A few weeks ago, Claire was invited to a birthday party at the movies to see “A Wrinkle in Time.” It’s a movie about a girl who has to find her lost father. Thoughtfully, the mother of the birthday girl texted me to see if I thought it would be a good idea for Claire to watch the movie, or if it was better to plan a separate event for our two kids. I talked to Claire about it, and we watched the trailer together. She was excited about the movie, and didn’t seem upset by any of it, so I let her go.
But this got me thinking. If this movie was a trigger for Claire, then I probably can’t let her watch movies anymore. At least not Disney movies. Think about it – Cinderella, Snow White, Frozen, the Princess and the Frog, Finding Nemo…all with at least one dead parent. And that’s just what I could think of off the top of my head in the two minutes it took me to write this paragraph.
It makes for a great storyline. One or both parents die, the child has to struggle and learn important life lessons, the child triumphs.
Back in the real world, a parent dies and the child is confused and worried and whiny and maybe even joyful, all while the child is learning multiplication tables and how to hit a baseball. Life continues as usual in many ways, just without mom or dad.
In these movies, untimely death is common. In real life, we’re lucky that it’s not. But now that Shawn has died, and we are trying to figure out how to make our way in the world without a husband and a father, it can make us all feel really alone. Part of this, I think, is that I live in a neighborhood where parents are very unlikely to die or be absent for some other reason. My kids get that our family now looks different from other people’s families.
But our family doesn’t look different from a lot of the families we see on TV. In fact, I came home the other day and my kids were watching their favorite new show, “Fuller House.” It is a spin-off of the original “Full House” and just as that show featured a widower raising 3 girls with the help of friends and family, this show also depicts a widow raising 3 boys (in the same house as the earlier show, no less.) It’s a silly show, so of course my kids love it. What I find odd about the show, which I have unfortunately watched many times, is that the widow’s husband is almost never discussed. He is absent, his death unspoken and their grief gone as well. Similar to the first “Full House,” the dead parent provides merely the backstory to the “crazy” set-up of unmarried adults raising children together.
Much the show doesn’t make any sense to me. The father in the picture has presumably been dead for under a year. And yet the mother and the kids seem untraumatized. There is very little discussion of the teenage boy not having his dad around to learn to shave or navigate dating or anything else. There are a ton of “hilarious” scenes in which the mom has to figure out how to parent three young boys. But there is no grief. It is just not there.
What are my children taking from this show?
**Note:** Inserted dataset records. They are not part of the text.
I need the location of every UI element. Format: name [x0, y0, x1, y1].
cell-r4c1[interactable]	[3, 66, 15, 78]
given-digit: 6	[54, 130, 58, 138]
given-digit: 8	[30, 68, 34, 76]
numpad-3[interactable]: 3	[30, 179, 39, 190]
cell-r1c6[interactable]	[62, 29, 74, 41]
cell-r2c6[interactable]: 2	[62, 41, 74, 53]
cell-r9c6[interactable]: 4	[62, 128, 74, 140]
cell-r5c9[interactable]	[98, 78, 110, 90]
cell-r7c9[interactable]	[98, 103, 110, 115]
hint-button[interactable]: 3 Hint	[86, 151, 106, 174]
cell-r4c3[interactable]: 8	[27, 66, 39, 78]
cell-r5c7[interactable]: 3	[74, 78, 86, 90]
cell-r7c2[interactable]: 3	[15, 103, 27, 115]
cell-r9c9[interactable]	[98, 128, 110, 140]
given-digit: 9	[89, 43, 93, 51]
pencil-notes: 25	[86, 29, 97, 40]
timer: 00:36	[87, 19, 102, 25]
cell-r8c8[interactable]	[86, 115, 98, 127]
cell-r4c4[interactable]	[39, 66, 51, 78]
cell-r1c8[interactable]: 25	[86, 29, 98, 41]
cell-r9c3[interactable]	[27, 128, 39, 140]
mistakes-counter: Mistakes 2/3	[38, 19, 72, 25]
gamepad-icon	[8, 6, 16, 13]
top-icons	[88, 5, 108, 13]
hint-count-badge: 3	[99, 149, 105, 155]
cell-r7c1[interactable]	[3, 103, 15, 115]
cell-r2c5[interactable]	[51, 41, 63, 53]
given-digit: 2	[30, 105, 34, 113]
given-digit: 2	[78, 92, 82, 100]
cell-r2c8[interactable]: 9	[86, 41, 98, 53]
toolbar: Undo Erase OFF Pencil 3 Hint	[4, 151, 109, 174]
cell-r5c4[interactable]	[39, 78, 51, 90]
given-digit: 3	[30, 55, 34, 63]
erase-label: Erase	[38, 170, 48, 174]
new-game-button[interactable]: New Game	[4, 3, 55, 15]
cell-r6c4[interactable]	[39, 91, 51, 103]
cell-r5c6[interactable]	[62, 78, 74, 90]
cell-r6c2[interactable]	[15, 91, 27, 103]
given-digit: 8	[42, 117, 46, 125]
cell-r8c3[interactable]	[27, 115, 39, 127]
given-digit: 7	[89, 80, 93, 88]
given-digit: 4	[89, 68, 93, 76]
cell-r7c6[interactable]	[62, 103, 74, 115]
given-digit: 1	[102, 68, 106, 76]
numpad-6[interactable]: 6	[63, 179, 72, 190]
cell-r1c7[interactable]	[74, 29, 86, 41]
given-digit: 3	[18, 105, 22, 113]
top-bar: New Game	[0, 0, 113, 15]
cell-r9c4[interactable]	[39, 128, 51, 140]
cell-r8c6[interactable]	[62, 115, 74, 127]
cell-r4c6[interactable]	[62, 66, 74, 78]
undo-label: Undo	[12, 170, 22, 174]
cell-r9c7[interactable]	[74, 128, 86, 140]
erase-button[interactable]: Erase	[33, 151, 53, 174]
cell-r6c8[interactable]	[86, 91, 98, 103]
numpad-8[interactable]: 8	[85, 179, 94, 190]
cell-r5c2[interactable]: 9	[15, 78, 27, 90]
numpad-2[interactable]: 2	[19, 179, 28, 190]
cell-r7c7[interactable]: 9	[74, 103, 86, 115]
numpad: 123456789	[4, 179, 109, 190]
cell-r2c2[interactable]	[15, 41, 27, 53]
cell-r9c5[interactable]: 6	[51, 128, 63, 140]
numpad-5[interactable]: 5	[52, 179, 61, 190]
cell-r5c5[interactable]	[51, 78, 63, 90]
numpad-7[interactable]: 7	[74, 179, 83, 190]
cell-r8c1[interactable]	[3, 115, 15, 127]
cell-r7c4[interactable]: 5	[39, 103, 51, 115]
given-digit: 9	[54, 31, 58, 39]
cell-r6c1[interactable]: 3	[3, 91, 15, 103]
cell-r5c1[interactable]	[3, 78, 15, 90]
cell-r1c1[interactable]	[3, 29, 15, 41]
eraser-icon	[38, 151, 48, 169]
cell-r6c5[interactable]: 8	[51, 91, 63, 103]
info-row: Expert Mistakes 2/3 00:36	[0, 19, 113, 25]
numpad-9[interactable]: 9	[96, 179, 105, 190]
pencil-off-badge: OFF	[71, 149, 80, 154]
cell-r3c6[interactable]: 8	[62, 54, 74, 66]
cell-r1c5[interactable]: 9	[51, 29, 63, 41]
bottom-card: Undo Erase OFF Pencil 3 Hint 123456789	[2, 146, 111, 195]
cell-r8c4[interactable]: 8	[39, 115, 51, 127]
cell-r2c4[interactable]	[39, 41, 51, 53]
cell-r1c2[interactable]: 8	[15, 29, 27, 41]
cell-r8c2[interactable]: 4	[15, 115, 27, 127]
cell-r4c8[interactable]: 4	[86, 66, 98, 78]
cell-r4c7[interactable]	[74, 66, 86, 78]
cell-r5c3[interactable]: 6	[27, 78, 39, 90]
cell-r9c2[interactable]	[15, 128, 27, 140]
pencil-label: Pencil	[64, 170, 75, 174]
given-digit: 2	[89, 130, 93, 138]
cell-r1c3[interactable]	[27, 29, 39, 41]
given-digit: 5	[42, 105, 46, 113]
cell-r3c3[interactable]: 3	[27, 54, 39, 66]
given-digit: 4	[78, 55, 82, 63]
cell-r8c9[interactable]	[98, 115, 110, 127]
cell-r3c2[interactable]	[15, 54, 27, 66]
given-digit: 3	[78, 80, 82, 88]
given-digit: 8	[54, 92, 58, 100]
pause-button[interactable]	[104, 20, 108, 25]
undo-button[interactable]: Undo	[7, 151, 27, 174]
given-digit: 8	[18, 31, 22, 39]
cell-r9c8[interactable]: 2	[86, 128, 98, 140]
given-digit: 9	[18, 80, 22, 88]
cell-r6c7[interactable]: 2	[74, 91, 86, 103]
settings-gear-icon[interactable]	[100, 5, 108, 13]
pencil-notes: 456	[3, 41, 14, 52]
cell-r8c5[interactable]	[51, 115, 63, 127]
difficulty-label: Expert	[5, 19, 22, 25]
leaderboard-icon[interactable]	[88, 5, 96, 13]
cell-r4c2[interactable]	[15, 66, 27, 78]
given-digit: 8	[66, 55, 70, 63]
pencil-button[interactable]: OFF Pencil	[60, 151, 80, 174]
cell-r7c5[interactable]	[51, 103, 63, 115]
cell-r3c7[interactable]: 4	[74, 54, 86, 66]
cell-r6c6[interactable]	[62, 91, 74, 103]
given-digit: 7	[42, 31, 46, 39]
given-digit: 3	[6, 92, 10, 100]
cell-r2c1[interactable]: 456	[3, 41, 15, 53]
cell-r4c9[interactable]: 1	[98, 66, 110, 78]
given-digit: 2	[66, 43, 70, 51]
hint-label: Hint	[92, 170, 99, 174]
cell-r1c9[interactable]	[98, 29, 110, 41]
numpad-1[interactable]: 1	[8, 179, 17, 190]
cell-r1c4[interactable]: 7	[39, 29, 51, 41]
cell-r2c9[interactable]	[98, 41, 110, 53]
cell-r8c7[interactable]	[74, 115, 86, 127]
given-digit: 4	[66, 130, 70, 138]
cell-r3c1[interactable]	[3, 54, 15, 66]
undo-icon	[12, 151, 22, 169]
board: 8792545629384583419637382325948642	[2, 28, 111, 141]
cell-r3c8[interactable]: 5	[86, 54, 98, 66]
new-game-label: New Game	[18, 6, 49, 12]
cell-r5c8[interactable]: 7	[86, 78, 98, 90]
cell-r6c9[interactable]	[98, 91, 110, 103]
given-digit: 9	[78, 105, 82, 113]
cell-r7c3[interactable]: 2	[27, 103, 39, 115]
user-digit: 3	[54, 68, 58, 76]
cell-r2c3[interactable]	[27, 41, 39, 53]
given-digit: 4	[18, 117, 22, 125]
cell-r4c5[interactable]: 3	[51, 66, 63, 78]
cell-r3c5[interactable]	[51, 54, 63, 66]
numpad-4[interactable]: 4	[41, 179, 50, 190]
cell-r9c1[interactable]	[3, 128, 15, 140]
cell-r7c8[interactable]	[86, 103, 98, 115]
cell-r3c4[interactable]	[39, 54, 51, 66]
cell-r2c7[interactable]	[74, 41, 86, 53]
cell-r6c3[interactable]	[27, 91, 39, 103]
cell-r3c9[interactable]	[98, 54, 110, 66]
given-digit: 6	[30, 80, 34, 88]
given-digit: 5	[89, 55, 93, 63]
Are they learning that when a parent is gone, they should just move on? The dad in the show doesn’t show up in any visible family photos on the wall, or in any stories from the family. The main drama is the “hilarity” that ensues by having different crazy adults in one house, all trying to parent together.
I get it. Watching a normal family in a house is not that interesting. Three women together trying to raise young kids – well, that could have it’s own little show! But while the show has the pretext of the very difficult situation of a dead parent, it does not engage with any of the emotions that a normal family would have after the loss of their father and husband.
To be fair, most Disney movies don’t either. Sure, there might be a 10-second shot of a child looking longingly at a photo of mom or dad (or both) but that’s about it. Frozen, for example, does this a bit, by displaying the hurt of being separated from both the parents (through death) and the sister (through avoidance.) But it’s still done almost totally through the time period of one song. Grief, if it shows up at all in children’s movies and shows, is brief and contained.
Sometimes, this is true for my kids. They move through life without the same daily grief that I have. But it doesn’t just go away. The other day, I was walking with Claire and totally out of the blue, she said, “I just wish Daddy was here. I just wish it!” We talked about how sometimes in the daily moments of life, we feel this way, and it can make us feel really sad.
And we talk about Shawn. We talk about all the things he liked to do and the funny jokes he told. We talk about the food he ate and we talk about the shows he watched. We talk about him, because death shouldn’t erase him. His death shouldn’t be a backdrop from which my children can learn resilience. His death isn’t what defined him, and it wasn’t what should define my children.
My kids are not Disney characters or sitcom stars, and so their loss isn’t one-dimensional. They live in the complex world where sometimes they will feel sad while they are skipping home from school or riding their bikes in the alley. And that’s okay. Every sad moment they have and every obstacle they face does not need a perfect resolution.